25 febbraio, buon compleanno Mamma

No. Non l’ho mai tagliato. Il cordone ombelicale che da 43 anni mi lega a mia madre. Un legame stretto, quasi morboso. Rafforzato negli anni. E più passa il tempo e più mi sento figlia. In certe situazioni bambina. La bambina di tanti anni fa che ha bisogno di quelle certezze che solo una madre può dare. Quelle certezze di entrare in casa e ritrovare quel porto sicuro. Quel posto sicuro. Quel riferimento certo. Quella stella polare che ti riporta in un luogo a te caro. Quella certezza che solo quando sei con tua madre ti senti a casa davvero. Quelle parole che seppur risentite mille volte, ti fa piacere ascoltare, perché in fondo nei hai bisogno. Quelle raccomandazioni su come vestirti in certe giornate d’inverno, quando fa freddo. Quei consigli su cosa e quanto mangiare quando vai di fretta. Quel bisogno di condividere con lei una parte della tua giornata. Parlarle delle tue conquiste. Delle tue delusioni. Delle tue gioie. Dei progressi della nipotina. Che da un paio di giorni ha imparato a chiamare nonna. Quel bisogno di andare da lei anche solo per un saluto. Quel bisogno di telefonarle dopo cena, per salutarla prima di andare a dormire. Per darci la buonanotte. Per sentire “quella carezza della sera”.

Ti piace ascoltarla di tanto in tanto, mentre per la centesima volta ti racconta pezzi della sua vita. Di quando, durante la guerra, è caduta una bomba alla Crocetta che ha scaricato il suo palazzo, e lei, di poco più di un anno, solo due minuti prima era sul balcone. Oppure di quando, sempre da bambina, vinse il concorso come bimba di Viterbo più bella dell’anno. Conserva gelosamente la foto. E in quella foto si nota la grande somiglianza con la nipotina.

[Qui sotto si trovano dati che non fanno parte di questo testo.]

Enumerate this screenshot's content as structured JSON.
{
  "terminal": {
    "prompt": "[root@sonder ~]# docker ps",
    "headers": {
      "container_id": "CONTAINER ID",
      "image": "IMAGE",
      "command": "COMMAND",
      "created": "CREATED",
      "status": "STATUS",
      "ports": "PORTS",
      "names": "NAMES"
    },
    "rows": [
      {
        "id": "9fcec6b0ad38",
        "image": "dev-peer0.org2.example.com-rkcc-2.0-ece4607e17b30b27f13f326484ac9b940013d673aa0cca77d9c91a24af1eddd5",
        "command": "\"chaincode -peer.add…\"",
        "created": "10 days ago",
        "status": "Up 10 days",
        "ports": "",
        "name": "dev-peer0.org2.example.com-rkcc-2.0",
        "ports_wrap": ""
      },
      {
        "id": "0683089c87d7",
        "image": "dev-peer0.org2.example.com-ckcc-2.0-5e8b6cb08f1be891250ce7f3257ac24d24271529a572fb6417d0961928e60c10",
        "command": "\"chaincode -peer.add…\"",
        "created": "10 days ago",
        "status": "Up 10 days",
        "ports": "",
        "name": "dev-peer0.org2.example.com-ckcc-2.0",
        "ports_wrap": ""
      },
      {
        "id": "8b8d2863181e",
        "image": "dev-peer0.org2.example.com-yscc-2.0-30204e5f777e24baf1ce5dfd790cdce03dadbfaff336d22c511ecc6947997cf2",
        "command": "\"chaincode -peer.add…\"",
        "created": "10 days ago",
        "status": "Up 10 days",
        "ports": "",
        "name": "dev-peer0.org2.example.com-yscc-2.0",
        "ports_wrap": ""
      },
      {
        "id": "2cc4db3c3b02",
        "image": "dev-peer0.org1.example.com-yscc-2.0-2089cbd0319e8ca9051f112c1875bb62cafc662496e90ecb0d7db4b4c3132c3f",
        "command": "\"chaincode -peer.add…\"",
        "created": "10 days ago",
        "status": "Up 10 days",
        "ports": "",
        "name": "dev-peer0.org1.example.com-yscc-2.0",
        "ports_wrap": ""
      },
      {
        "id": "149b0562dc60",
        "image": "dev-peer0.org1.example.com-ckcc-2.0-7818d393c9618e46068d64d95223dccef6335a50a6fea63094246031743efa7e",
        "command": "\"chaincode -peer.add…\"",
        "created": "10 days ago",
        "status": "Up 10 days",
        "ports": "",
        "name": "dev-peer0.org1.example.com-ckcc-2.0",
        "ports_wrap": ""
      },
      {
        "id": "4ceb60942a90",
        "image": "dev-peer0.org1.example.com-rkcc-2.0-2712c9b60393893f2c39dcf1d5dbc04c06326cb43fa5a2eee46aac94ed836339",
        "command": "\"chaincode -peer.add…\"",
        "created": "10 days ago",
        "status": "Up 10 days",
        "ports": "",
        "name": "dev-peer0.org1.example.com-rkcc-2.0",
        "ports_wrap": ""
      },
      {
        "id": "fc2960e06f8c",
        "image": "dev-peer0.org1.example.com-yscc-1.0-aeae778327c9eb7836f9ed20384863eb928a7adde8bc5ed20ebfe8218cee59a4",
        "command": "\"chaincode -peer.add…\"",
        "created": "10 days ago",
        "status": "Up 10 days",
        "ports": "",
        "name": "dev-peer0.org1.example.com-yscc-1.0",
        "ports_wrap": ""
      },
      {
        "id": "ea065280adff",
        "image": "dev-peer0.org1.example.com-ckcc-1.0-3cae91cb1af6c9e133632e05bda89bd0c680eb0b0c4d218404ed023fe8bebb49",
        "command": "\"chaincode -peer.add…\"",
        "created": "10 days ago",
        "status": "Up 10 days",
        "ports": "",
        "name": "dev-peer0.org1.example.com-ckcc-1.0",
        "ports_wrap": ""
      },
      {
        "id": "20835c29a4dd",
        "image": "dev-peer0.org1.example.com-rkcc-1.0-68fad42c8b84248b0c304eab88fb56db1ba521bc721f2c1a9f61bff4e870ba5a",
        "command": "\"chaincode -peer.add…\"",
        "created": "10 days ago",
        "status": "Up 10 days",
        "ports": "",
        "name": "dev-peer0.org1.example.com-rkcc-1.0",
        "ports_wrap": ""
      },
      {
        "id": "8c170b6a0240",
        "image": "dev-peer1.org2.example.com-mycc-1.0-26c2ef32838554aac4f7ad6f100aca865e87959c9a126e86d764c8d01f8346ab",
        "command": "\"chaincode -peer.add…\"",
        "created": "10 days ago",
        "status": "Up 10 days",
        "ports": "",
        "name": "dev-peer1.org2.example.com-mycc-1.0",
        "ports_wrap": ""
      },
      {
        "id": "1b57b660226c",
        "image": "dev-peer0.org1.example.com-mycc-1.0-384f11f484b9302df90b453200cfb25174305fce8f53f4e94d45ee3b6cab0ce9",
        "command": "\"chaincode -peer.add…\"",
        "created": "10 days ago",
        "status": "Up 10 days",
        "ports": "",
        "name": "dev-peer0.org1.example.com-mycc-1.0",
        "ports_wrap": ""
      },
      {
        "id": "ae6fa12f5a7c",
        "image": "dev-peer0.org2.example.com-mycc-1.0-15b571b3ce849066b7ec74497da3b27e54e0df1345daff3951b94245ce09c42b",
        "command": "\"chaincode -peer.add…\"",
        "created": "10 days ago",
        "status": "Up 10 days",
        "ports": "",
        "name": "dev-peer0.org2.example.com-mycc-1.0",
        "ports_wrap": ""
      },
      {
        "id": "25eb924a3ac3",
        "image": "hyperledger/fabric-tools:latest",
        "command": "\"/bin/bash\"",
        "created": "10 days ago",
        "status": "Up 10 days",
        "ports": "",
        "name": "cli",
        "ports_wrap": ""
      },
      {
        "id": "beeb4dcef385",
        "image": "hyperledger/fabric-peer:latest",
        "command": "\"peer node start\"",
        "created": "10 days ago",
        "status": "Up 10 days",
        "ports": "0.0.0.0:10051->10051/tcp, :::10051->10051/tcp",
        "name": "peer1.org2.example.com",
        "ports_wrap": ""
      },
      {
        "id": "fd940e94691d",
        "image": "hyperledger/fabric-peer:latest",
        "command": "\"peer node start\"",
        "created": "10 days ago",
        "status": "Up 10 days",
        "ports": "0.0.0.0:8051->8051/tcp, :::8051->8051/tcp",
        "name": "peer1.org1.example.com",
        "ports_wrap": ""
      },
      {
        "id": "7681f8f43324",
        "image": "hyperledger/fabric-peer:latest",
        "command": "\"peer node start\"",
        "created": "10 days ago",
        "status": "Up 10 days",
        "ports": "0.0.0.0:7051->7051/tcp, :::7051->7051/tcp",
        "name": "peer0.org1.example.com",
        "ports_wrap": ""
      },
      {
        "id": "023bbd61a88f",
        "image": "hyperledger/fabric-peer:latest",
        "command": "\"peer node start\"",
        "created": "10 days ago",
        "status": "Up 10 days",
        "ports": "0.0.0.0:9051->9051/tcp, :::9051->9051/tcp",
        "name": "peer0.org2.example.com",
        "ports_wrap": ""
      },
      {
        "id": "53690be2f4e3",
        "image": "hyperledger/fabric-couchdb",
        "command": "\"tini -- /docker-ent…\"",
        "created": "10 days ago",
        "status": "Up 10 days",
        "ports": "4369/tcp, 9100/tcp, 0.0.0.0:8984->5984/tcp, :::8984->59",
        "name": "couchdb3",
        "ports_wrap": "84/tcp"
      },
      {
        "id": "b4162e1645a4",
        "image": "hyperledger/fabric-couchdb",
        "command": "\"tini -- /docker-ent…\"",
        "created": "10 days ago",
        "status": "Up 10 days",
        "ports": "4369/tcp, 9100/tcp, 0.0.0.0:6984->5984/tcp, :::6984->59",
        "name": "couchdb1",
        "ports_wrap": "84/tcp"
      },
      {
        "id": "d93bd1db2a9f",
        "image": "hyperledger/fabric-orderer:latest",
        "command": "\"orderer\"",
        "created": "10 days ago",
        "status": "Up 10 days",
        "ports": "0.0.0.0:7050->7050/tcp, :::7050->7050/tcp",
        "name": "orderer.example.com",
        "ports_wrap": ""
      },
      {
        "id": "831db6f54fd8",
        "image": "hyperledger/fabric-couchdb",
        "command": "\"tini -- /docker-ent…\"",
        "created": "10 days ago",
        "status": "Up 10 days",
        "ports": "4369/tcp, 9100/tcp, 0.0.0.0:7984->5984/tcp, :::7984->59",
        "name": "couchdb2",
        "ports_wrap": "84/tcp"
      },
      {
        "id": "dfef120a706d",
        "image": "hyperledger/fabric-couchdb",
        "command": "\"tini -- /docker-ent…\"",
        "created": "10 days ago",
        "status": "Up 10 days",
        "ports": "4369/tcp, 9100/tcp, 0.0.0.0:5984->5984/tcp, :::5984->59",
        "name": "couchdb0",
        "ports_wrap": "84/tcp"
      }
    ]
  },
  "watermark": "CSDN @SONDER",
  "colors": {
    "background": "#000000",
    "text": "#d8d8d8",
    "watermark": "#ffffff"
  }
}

Lei dice che non è vero. Che la nipotina è molto più bella. Ma sotto sotto è orgogliosissima quando le dicono che Elsa le somiglia. Le piace parlare di vecchi film, attori. Di vecchie canzoni e programmi. Raccontare pezzi di vita di quando era bambina. Oppure dei primi anni in cui la sua famiglia aveva il negozio al Corso. 

Ricordo la sua emozione il giorno della mia laurea. La sua gioia nel vedere il mio primo articolo firmato. O la mia prima diretta del Trasporto della Macchina di Santa Rosa. Indimenticabile il suo sguardo quando è nata mia figlia. O la sua gioia quando si è sposata mia sorella. E so già che si commuoverà mentre leggerà questi miei pensieri di oggi. 

Vorresti che tua madre fosse eterna. E solo per una sua influenza vai nel pallone. Figuriamoci per qualcosa di più serio. Ti preoccupi se porta le buste della spesa troppo pesanti, se si stanca troppo. Se non riposa. Vai da lei per sincerarti che stia bene. A volte esageri. Ti arrabbi quando non risponde al telefono. Diventi addirittura noiosa. Ne sei consapevole. Ma non ti importa. E soprattutto non puoi farci niente. Ti becchi le sue prediche perché la tratti come se fosse una ragazzina. Come se fosse lei la figlia e tu la madre. Vorresti proteggerla da tutto. Soprattutto dal passare del tempo. Dal trascorrere degli anni. Che vanno avanti. Per tutti. Anche per lei. Oggi è di nuovo il 25 febbraio. Nonostante i suoi acciacchi, è sempre lei la roccia della famiglia. Buon compleanno Mamma!